I guess I had already been intrigued by it when seeing exhibitions as a kid. But the most important part was when I did a foundation year in arts and had Mathieu Pernot, a French photographer (he’s known for the series Les Gorgan)as my teacher. It was also while studying there, that I discovered my way of creating: by first creating the photographs and then using it as my starting point to build up a sculptural image.
Spill your life lessons you wish you knew before you dived into photography.
Photography is not what we know it to be, even though it appears to us as a really accessible tool and medium. It combines many aspects and our planet is truly an inspiration for it all.
And photography as a medium is not only about using your camera. But mainly about what happens outside of it; the environment that it depicts and tries to trace. But photography also introduces you to new environments and people, so it indeed creates a new reality within the work you make but also your own life.
Photography as a medium simultaneously combines the 2D image with a three dimensional physical object.
We can work from anywhere in the world while also being introduced to the experience of living it.
Is your methodology something you want to share? How does the magic happen for you?
Why not? Even though I don’t really know if I have a specific “methodology”. I would say that I can talk about my working process which relies on the literature I consume.

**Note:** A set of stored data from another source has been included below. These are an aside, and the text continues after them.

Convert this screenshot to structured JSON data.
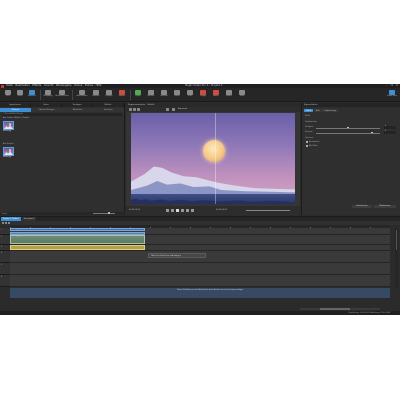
{
  "window": {
    "title": "Magix Video Pro X - Projekt 2",
    "menu": [
      "Datei",
      "Bearbeiten",
      "Effekte",
      "Ansicht",
      "Wiedergabe",
      "Online",
      "Extras",
      "Hilfe"
    ],
    "controls": [
      "–",
      "❐",
      "✕"
    ]
  },
  "toolbar": {
    "buttons": [
      {
        "label": "Neu",
        "icon": "new-file-icon"
      },
      {
        "label": "Öffnen",
        "icon": "open-folder-icon"
      },
      {
        "label": "Speichern",
        "icon": "save-icon"
      },
      {
        "label": "Rückgängig",
        "icon": "undo-icon"
      },
      {
        "label": "Wiederherstellen",
        "icon": "redo-icon"
      },
      {
        "label": "Ausschneiden",
        "icon": "cut-icon"
      },
      {
        "label": "Kopieren",
        "icon": "copy-icon"
      },
      {
        "label": "Einfügen",
        "icon": "paste-icon"
      },
      {
        "label": "Löschen",
        "icon": "delete-icon"
      },
      {
        "label": "Export",
        "icon": "export-icon"
      },
      {
        "label": "Brennen",
        "icon": "burn-icon"
      },
      {
        "label": "Vorschau",
        "icon": "preview-icon"
      },
      {
        "label": "Schnitt",
        "icon": "scissors-icon"
      },
      {
        "label": "Teilen",
        "icon": "split-icon"
      },
      {
        "label": "Gruppe",
        "icon": "group-icon"
      },
      {
        "label": "Marker",
        "icon": "marker-icon"
      },
      {
        "label": "Effekte",
        "icon": "effects-icon"
      },
      {
        "label": "Zoom",
        "icon": "zoom-icon"
      }
    ],
    "right_label": "Export Video"
  },
  "left_panel": {
    "tabs": [
      "Importieren",
      "Fotos",
      "Vorlagen",
      "Effekte"
    ],
    "subtabs": [
      "Dateien",
      "Objekte/Vorlagen",
      "Bibliothek",
      "Favoriten"
    ],
    "path": "C:\\Users\\Bilder\\Projekt",
    "section1": "Aus Ordner 'Bilder' / Projekt",
    "thumb1_label": "Mount.jpg",
    "section2": "Aus Projekt",
    "thumb2_label": "Mount.jpg",
    "bottom_label": "Zoom"
  },
  "preview": {
    "head_labels": [
      "Programmmonitor",
      "Vollbild"
    ],
    "zoom": "Anpassen",
    "timecode_left": "00:00:00:00",
    "timecode_right": "00:00:05:00"
  },
  "right_panel": {
    "header": "Eigenschaften",
    "tabs": [
      "Video",
      "Bild",
      "Optimierung"
    ],
    "section_effect": "Effekt",
    "section_color": "Farbkorrektur",
    "row_brightness": "Helligkeit",
    "row_contrast": "Kontrast",
    "val_brightness": "0",
    "val_contrast": "0",
    "section_options": "Optionen",
    "check1": "Automatisch",
    "check2": "Alle Bilder",
    "reset_button": "Zurücksetzen",
    "apply_button": "Übernehmen"
  },
  "timeline": {
    "tabs": [
      "Projekt 2 (Video)",
      "Storyboard"
    ],
    "tracks": [
      {
        "num": "1",
        "clip": "Mount.jpg",
        "type": "title"
      },
      {
        "num": "2",
        "clip": "Mount.jpg (Video)",
        "type": "video"
      },
      {
        "num": "3",
        "clip": "Audio 1",
        "type": "audio"
      },
      {
        "num": "4",
        "clip": "",
        "type": "none"
      },
      {
        "num": "5",
        "clip": "",
        "type": "none"
      },
      {
        "num": "6",
        "clip": "",
        "type": "none"
      }
    ],
    "tooltip": "Datei hier hinziehen und ablegen",
    "drop_message": "Ziehen Sie Medien aus dem Media Pool in diesen Bereich, um eine neue Spur anzulegen"
  },
  "status": "Projektlänge: 00:00:05:00   Auflösung: 1920x1080"
}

I try to maintain this reading routine every morning. It inspires me a lot and lets me find a peaceful space before starting to intellectually process anything.
I follow my intuition regarding places I’m interested with or other essential features, the conceptual aspects of it and of course aesthetics of the things I see.
I would gather all this information, which are extracts of the reading that I do; I summarize key points in my notebook and also think about the images.
Through this mix, sometimes something caughts my attention or an idea emerges about how to make new work. Then the process really begins and isn’t complete, if they don’t physically exist in a space as physical objects.
Just physically immerse yourself with the enthusiasm you have abotut he world, let it flow through you and be in the core of this feeling.
I feel if you’re curious about your life, any fears about the the physical departure that we all eventually experience as humans, just seizes to exist ☺
It’s so intriguing to hear about your process and your thoughts about photography. It was a pleasure to have you here ☺︎
Thanks! Was fun being a part of this <3
Shanna Warocquier (b. 1998) is an artist living and working in Paris. She has completed her BA at EnsAd (Ecole nationale supérieure des Arts décoratifs) and is currently pursuing a Photography Master’s Degree in Aalto University.
Her interest lies in the transformation processes happening in nature and human beings. She combines several mediums such as photography, sculpture, video and installation.